Au fil des années, les talibans ont réussi à bannir les femmes de la vie économique et publique.

Le code de l’honneur des Pachtounes précise que « les femmes, garantes de la survie du peuple pachtoune, sont inférieures aux hommes et placées sous leur autorité »21. « (…) plus de trois ans après la chute du régime des talibans, les Afghanes peuvent en théorie étudier, travailler ou se présenter à des élections, et ne sont plus obligées de se draper d'une burqa pour sortir. Mais, malgré ces quelques progrès, leur situation n'a guère évolué dans la majeure partie du pays. Dans certaines régions, tout comme au Pakistan voisin, la montée de l'intégrisme l'a même détériorée »22.

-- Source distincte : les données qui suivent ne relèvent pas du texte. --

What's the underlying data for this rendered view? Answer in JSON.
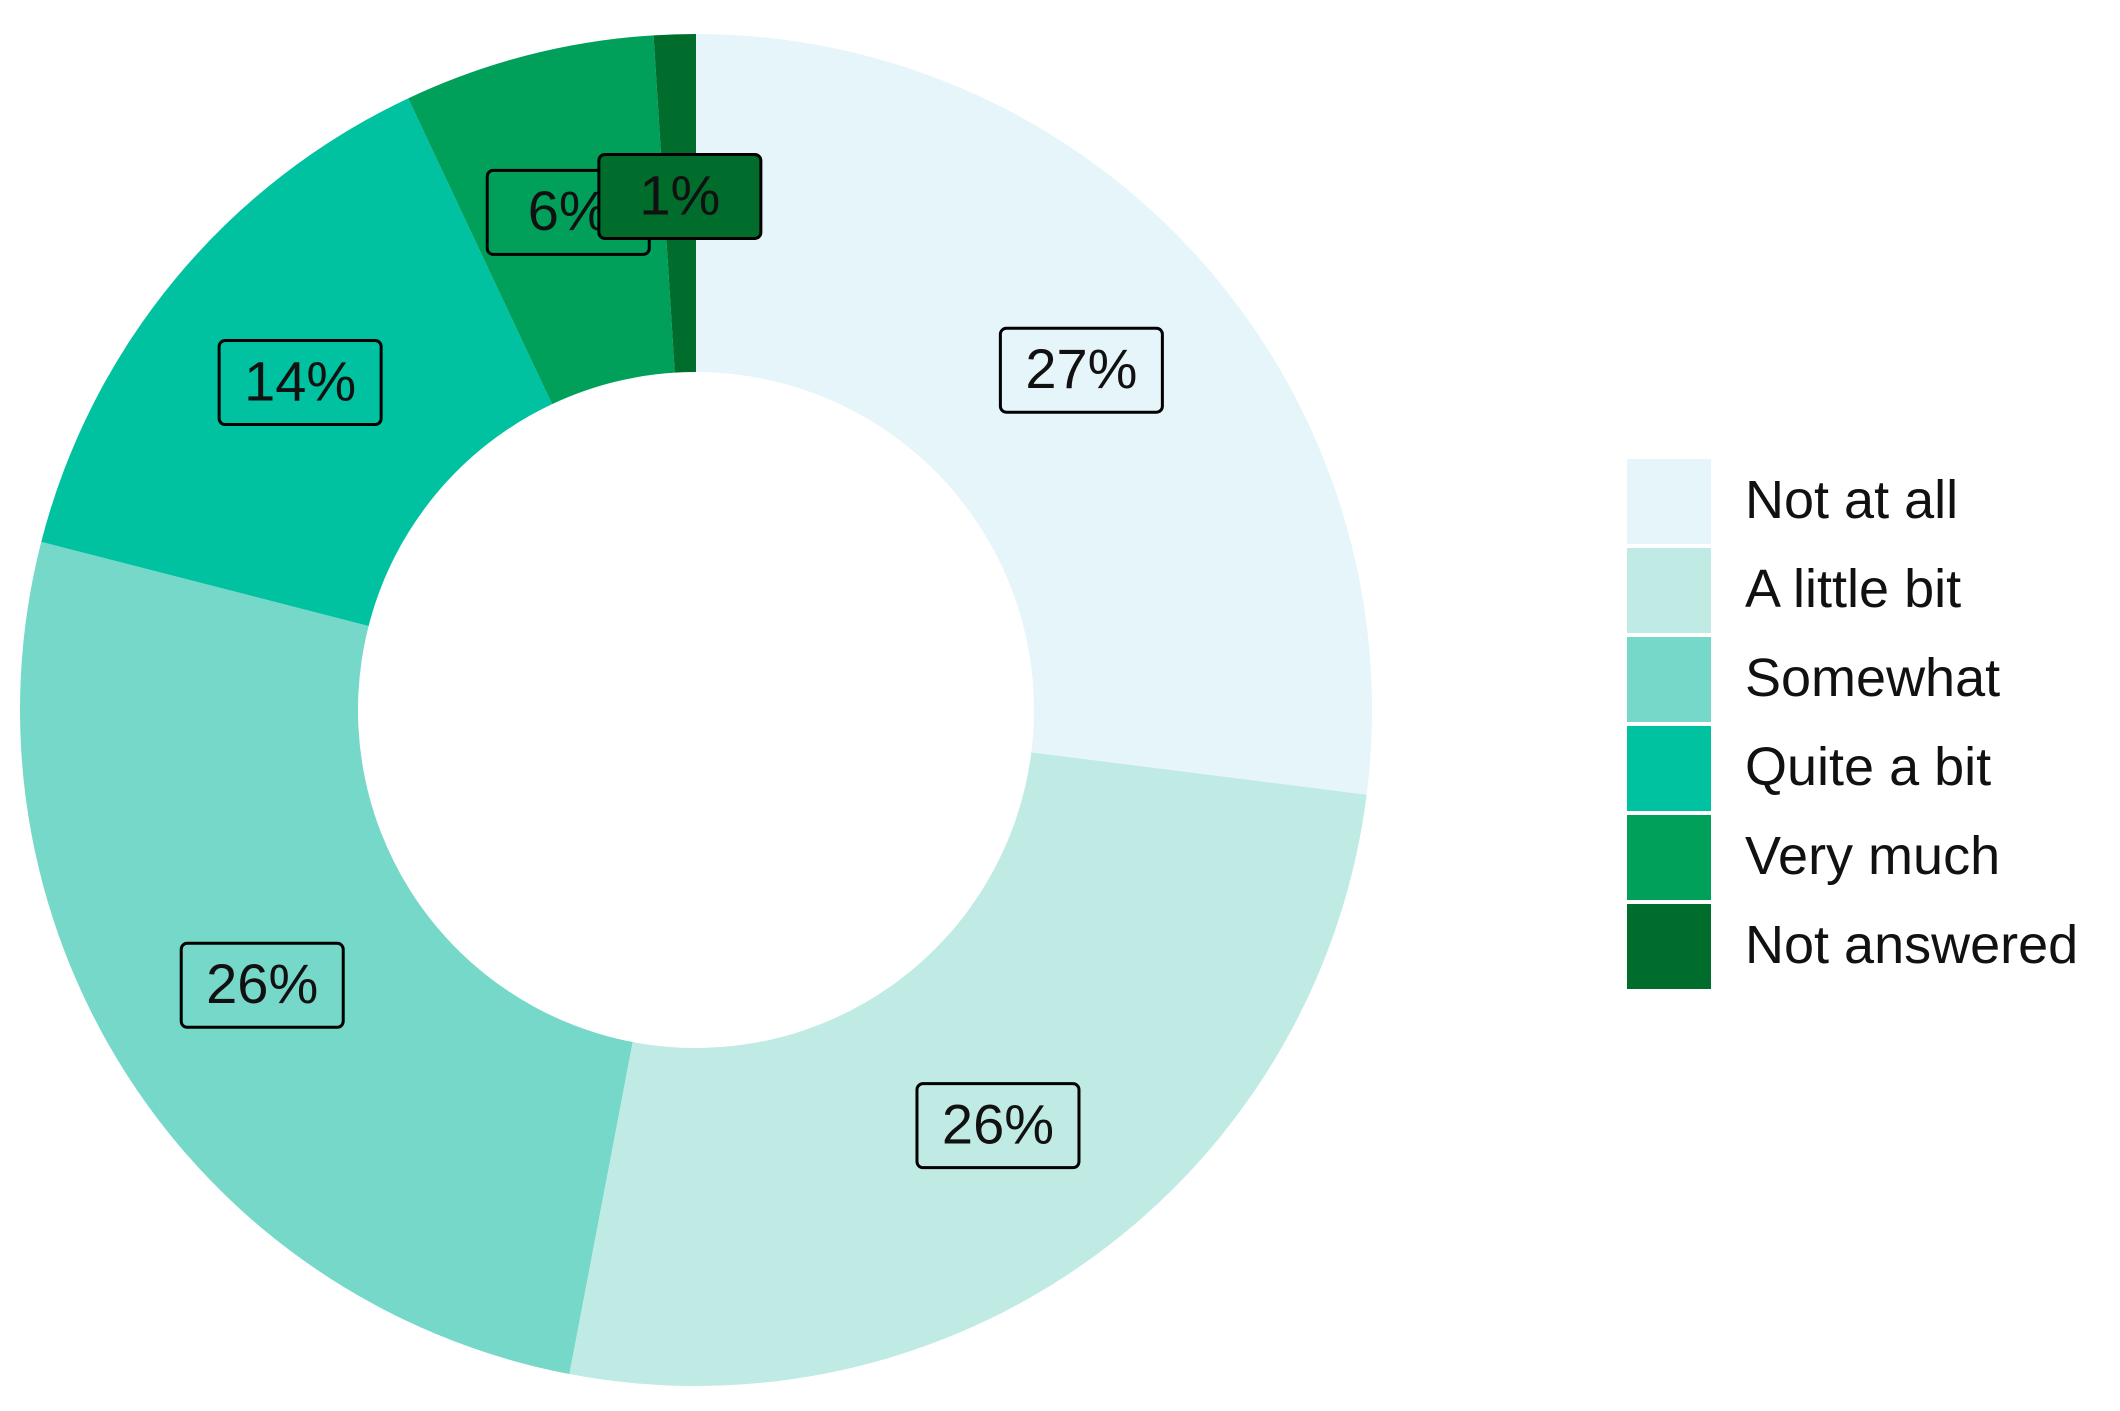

Au Pakistan, le ‘crime d’honneur’ reste une pratique courante.

« Le prétendu honneur familial se paie au prix de la vie des femmes »23.

Dans certains pays, le viol, par exemple, est un crime contre les mœurs, et parfois la victime est mise à mort car il s’agit également d’un ‘crime d’honneur’.

« A Multan (Centre), une figure du combat, Mukhtiar Mai, elle-même victime d'un viol, a mené un défilé de plusieurs centaines de femmes lundi, moins d'une semaine après l'acquittement controversé de ses agresseurs. ‘Je poursuivrai ma lutte pour les droits des femmes jusqu'à mon dernier souffle et je ne cèderai pas devant la tyrannie, l'exploitation, la tradition ou les coutumes’, a-t-elle dit à la foule. Cette femme de 30 ans fut violée durant une heure en 2002 par des hommes d'un clan rival voulant venger une relation qu'avait eue son frère avec une femme du clan »24.

21 Karola Schaaf, « Les femmes afghanes ont-elles le droit d’espérer ? », Le Monde Diplomatique, mai 2001.

22 AFP, « Le monde commémore la Journée des femmes », Le Monde, le 08/03/05.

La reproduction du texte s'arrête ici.